The Value in Productivity
Being raised in an environment or household where productivity is tied to your worth can lead to a lot of imbedded trauma that I think a lot of people struggle with. Specifically in immigrant households, there are always lists and lists of responsibilities you are expected and almost entitled to complete, always having to work and do tasks to please your parents even though praising isn’t something you receive very often. This can throw off your body’s reward system making you feel like you constantly have to do more to receive the smallest bit of acknowledgment. Although this feels like the norm and what is expected of you, it can lead to a lot of inner insecurities and trauma that will take a little bit of reconditioning. Me personally, I refuse to let myself take breaks. I always thought that if I overwhelmed myself with a lot of work, I can attain this sense of worthiness that I now realize I can‘t achieve through a to-do list. Being shamed or guilt-tripped for not having accomplished everything on your list of responsibilities can set off our drive to tell ourselves we’re not doing enough, even if we are. Being productive isn’t always about crossing off every single item off of your to-do list or doing every mini chore your parents/care givers assigned...often, it is what you feel like you got out of today. If you got at least one stimulus out of the day, whether that be the feeling of love towards yourself or others, accomplishing a goal for yourself, finishing one task, making mental health a priority, anything that can be semi-rewarding is productive. It may be hard to believe because of the way we are conditioned to believe what productiveness looks like, but it‘s there and it is worth being celebrated. Realizing that your worth and your success and drive as a person has nothing to do with how much you can accomplish in a day.
I also think this is why I personally find it hard to take breaks very often. Even if I am not told to do something or don’t have any task I have to finish, I feel this sense of restlessness like I should be doing something because I am so conditioned to always doing something and always having a responsibility to fulfill. I realize now that this is part of my emotional healing process and I am going to have a sub-conscious stressor telling me to always be doing work and always feel like I’m accomplishing something at the end of each day. But especially during these times in the given pandemic, I know I can’t always achieve what I need on a daily basis, and I remind myself that if I did do nothing today, it doesn’t make me any less of a hard-worker or any less productive. It is okay to take breaks, taking care of your mental health is a priority and is part of being productive. The next time you feel like (or someone makes you feel) you‘re not doing enough or the ‘what did you accomplish today’ remind yourself that if you had at least one rewarding stimulus today, if you chose to do anything except breathe (bare minimum, I know), you were productive. Some days its not easy to run through your to-do list, but realize that if you give yourself that break today, you can end up giving your mind the space to heal to accomplish twice as much the next day.

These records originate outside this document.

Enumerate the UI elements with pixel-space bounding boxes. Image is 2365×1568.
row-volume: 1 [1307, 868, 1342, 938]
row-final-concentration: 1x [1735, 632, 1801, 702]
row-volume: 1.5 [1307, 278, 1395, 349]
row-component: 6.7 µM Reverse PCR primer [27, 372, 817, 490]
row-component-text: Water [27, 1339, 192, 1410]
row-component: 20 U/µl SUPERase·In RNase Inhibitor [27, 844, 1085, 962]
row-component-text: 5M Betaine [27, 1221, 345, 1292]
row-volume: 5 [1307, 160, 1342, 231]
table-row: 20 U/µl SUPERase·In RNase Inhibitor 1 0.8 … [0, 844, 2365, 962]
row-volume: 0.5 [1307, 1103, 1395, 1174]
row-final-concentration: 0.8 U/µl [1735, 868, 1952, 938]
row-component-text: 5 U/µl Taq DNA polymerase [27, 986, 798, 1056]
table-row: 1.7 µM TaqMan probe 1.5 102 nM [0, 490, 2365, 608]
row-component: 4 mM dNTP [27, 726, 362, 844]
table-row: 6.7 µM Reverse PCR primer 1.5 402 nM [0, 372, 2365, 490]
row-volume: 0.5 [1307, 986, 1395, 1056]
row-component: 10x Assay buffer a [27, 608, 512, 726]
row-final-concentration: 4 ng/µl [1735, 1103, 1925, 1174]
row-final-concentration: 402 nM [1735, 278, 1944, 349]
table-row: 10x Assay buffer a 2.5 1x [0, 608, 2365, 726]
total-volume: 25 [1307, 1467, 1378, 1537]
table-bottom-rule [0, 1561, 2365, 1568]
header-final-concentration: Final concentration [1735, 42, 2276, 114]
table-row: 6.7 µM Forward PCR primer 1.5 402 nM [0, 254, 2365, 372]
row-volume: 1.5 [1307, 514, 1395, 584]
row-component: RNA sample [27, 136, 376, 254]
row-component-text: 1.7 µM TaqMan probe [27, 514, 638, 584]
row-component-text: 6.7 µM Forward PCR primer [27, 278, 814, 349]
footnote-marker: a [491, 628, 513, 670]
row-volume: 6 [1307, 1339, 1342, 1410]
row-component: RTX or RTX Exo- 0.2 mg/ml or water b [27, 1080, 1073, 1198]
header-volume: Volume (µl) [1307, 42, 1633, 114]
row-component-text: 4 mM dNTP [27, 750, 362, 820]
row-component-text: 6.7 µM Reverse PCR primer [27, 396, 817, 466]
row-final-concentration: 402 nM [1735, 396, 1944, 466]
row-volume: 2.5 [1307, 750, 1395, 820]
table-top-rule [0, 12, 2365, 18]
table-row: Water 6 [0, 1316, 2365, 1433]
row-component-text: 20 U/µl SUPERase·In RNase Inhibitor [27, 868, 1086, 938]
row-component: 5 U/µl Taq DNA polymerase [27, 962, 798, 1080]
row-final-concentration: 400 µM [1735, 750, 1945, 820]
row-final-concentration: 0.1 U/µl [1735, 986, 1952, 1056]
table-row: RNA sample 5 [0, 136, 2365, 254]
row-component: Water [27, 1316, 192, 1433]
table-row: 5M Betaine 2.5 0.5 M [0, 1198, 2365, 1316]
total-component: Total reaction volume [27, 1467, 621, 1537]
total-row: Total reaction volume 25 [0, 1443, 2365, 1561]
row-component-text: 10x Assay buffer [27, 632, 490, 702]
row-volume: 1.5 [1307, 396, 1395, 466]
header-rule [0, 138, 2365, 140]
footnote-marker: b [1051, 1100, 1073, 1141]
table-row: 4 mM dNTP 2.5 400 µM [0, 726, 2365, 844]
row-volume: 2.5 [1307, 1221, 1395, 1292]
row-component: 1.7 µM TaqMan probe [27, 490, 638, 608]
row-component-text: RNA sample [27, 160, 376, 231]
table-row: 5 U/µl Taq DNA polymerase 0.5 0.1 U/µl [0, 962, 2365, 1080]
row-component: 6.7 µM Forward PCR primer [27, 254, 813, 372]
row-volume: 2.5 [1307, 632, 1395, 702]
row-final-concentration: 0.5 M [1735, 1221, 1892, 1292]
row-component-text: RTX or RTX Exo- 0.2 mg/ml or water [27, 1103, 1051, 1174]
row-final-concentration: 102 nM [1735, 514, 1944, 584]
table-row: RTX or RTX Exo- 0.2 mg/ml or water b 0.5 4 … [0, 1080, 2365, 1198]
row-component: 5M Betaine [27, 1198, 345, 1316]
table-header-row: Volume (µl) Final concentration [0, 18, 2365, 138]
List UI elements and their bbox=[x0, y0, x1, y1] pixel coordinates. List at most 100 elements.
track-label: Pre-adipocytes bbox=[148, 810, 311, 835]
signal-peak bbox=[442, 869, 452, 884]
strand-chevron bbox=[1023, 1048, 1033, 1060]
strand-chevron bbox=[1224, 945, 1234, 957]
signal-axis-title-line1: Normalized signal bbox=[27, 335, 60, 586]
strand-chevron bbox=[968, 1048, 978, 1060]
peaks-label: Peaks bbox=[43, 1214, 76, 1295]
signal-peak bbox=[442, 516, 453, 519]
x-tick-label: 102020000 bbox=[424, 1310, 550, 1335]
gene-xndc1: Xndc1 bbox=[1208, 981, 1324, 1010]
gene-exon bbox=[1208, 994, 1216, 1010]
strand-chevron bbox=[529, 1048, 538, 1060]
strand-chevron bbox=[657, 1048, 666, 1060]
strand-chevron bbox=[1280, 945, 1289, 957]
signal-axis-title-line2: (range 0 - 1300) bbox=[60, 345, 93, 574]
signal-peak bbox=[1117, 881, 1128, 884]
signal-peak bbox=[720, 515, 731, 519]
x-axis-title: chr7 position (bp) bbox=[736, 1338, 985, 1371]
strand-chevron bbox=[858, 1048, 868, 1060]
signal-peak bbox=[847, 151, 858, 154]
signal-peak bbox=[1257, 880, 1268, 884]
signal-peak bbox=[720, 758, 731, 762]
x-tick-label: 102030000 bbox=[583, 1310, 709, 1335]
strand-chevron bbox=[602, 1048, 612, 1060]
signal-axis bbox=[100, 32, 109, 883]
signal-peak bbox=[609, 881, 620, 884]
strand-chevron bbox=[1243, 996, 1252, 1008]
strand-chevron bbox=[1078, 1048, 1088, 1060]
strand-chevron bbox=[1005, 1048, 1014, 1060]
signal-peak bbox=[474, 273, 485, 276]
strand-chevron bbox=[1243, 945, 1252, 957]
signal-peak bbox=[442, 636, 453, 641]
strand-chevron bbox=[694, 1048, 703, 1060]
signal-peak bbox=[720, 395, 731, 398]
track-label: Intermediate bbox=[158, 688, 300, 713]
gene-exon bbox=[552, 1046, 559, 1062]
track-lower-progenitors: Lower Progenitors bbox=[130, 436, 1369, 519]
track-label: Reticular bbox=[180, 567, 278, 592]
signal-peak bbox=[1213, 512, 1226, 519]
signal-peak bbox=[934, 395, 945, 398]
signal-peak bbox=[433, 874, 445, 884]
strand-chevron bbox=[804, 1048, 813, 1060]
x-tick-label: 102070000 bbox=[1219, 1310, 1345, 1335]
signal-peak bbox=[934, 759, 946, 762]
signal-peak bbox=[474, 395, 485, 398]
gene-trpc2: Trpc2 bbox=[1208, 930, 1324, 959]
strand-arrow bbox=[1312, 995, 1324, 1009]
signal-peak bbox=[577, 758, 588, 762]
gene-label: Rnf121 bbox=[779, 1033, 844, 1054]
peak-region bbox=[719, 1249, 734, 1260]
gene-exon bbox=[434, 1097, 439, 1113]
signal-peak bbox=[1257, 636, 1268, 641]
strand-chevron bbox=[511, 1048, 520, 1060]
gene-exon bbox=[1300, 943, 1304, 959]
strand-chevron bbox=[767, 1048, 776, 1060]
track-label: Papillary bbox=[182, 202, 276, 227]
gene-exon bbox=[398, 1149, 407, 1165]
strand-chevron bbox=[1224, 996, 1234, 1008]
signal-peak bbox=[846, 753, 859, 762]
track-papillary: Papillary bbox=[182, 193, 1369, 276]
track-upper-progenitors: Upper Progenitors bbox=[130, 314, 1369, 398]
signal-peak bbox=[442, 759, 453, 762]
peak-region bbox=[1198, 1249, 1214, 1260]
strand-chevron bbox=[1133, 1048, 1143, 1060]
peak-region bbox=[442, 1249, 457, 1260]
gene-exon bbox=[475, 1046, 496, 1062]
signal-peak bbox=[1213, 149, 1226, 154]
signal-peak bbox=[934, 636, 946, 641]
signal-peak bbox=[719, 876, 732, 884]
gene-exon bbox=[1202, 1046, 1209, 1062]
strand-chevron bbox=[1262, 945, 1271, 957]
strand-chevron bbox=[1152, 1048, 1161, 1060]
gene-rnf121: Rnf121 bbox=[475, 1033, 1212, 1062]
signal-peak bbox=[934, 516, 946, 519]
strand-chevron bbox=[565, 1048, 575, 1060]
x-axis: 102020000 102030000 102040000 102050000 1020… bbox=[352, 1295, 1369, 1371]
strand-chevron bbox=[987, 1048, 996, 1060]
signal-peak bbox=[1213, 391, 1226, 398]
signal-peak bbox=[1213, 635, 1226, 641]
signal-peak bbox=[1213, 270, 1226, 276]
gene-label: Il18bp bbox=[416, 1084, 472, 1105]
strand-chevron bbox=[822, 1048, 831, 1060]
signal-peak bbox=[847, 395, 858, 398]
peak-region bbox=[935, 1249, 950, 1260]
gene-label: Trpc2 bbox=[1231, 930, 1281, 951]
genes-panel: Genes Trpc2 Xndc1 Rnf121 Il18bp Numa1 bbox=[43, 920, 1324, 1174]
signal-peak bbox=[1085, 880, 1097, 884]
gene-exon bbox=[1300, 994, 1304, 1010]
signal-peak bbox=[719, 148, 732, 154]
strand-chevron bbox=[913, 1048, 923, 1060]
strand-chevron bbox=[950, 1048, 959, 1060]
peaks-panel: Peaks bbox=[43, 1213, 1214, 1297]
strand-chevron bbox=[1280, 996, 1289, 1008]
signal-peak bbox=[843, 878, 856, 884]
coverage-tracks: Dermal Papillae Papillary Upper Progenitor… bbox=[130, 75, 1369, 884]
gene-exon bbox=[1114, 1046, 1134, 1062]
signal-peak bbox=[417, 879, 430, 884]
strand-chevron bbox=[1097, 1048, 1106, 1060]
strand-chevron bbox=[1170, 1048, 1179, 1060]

With that I want to say that as this year starts coming to an end and you start seeing people post about everything they accomplished this year or all the great things they did in 2020, this year was so mentally trying for so many people and it is OKAY if all you did this year was make it out of 2020. It is not easy to be living in a pressuring household, feeling like you need to accomplish every task, and still not feeling good enough or not having the hours in the day to do what you need to do. That being said, I am so proud of whatever you accomplished today, and for this year as a whole (even if the only thing you did was make it through this year) I am so proud of you, and you deserve to rest and award yourself for how much you push yourself and work.
Happy holidays beautiful people, I hope you all stay safe and well!